双微微推开窗户朝着一个方向望去,看着坐在人群中依然卓然不群的紫衣男子正侧首与坐在他身边的少年说笑,眼神不由有些黯然。丫头顺着她的目光望去,看到那人也不由得在心中一叹:真是冤孽。
正与穆翎说话,谢安澜若有所感地抬头看向小楼一侧的一处半开的窗户若有所思。
“怎么了?”穆翎不解地道。
谢安澜摇摇头笑道:“没什么,听穆公子说起这么多趣事,我也觉得上雍果真是个好地方。”
穆翎笑道:“确实是个好地方,所以才那么多人心心念念要往上雍来呢。无衣若是有什么不解地地方,尽管问我,为兄知无不言言无不尽。”
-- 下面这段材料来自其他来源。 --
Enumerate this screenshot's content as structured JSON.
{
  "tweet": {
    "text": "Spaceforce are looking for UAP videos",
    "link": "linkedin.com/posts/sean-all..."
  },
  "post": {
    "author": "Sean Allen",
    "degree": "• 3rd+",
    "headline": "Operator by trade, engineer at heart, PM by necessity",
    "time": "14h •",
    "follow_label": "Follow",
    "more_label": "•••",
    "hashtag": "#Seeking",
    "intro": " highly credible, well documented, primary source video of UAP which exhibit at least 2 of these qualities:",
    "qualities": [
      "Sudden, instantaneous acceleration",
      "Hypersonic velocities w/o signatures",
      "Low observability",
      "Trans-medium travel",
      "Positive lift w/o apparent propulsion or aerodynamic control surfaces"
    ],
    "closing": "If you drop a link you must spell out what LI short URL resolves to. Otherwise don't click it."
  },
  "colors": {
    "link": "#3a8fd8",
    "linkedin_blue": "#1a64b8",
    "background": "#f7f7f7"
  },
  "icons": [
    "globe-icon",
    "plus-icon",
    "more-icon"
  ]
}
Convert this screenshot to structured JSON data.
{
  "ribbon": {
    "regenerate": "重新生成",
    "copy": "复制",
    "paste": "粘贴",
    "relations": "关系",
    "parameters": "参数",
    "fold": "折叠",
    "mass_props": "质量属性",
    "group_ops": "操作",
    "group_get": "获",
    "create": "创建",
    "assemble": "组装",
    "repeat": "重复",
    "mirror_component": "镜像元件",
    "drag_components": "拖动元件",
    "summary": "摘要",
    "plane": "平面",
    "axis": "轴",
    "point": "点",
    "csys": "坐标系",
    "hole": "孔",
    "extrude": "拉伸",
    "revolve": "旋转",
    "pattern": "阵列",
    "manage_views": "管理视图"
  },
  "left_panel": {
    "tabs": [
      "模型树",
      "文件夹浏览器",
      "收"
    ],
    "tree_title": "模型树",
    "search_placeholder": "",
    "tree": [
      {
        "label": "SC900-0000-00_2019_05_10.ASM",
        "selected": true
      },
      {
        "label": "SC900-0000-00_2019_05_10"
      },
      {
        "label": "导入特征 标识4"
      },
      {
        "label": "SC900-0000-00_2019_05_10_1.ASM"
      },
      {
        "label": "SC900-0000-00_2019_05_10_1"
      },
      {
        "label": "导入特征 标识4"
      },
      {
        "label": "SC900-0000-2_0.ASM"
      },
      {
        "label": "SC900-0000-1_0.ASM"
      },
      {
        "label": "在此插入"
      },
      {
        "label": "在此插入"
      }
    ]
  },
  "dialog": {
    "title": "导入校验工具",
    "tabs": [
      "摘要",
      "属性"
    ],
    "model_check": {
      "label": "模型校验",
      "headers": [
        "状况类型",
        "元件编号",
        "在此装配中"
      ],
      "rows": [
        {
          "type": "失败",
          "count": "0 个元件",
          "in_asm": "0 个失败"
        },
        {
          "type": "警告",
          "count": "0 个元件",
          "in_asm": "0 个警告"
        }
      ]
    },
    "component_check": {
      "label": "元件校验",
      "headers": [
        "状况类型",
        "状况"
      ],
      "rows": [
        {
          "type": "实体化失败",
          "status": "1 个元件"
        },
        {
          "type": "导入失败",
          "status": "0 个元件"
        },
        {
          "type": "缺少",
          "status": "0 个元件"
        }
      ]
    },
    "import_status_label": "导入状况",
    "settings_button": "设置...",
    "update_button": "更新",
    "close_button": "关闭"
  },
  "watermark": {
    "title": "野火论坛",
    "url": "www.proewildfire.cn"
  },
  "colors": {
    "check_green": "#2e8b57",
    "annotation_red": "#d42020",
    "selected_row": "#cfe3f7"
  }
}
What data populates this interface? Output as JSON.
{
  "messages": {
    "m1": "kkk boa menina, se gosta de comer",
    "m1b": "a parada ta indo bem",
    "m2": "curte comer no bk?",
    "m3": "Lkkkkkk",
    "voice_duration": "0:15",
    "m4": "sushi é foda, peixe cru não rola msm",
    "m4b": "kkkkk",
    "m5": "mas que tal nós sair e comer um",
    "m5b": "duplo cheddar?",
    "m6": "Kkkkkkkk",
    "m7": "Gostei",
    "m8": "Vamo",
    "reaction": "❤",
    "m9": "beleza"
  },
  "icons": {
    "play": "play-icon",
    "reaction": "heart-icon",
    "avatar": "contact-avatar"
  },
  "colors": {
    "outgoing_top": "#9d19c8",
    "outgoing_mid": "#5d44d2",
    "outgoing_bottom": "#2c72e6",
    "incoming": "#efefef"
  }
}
谢安澜含笑谢过,这位穆家大公子倒是个十分健谈却自来熟的人。两人相谈也不过半个时辰都不到,却已经称兄道弟起来了。不过只看这副俊朗洒脱的外表,倒是完全看不出来传言中一手掌握穆家大半产业将父亲继母,庶弟妹妹压得动弹不得的穆家大公子模样。果然,这世上大多数人都不止一张面孔。
将目光调回棋盘上,这盘棋才下了两刻钟,棋局上却已经杀得难舍难分。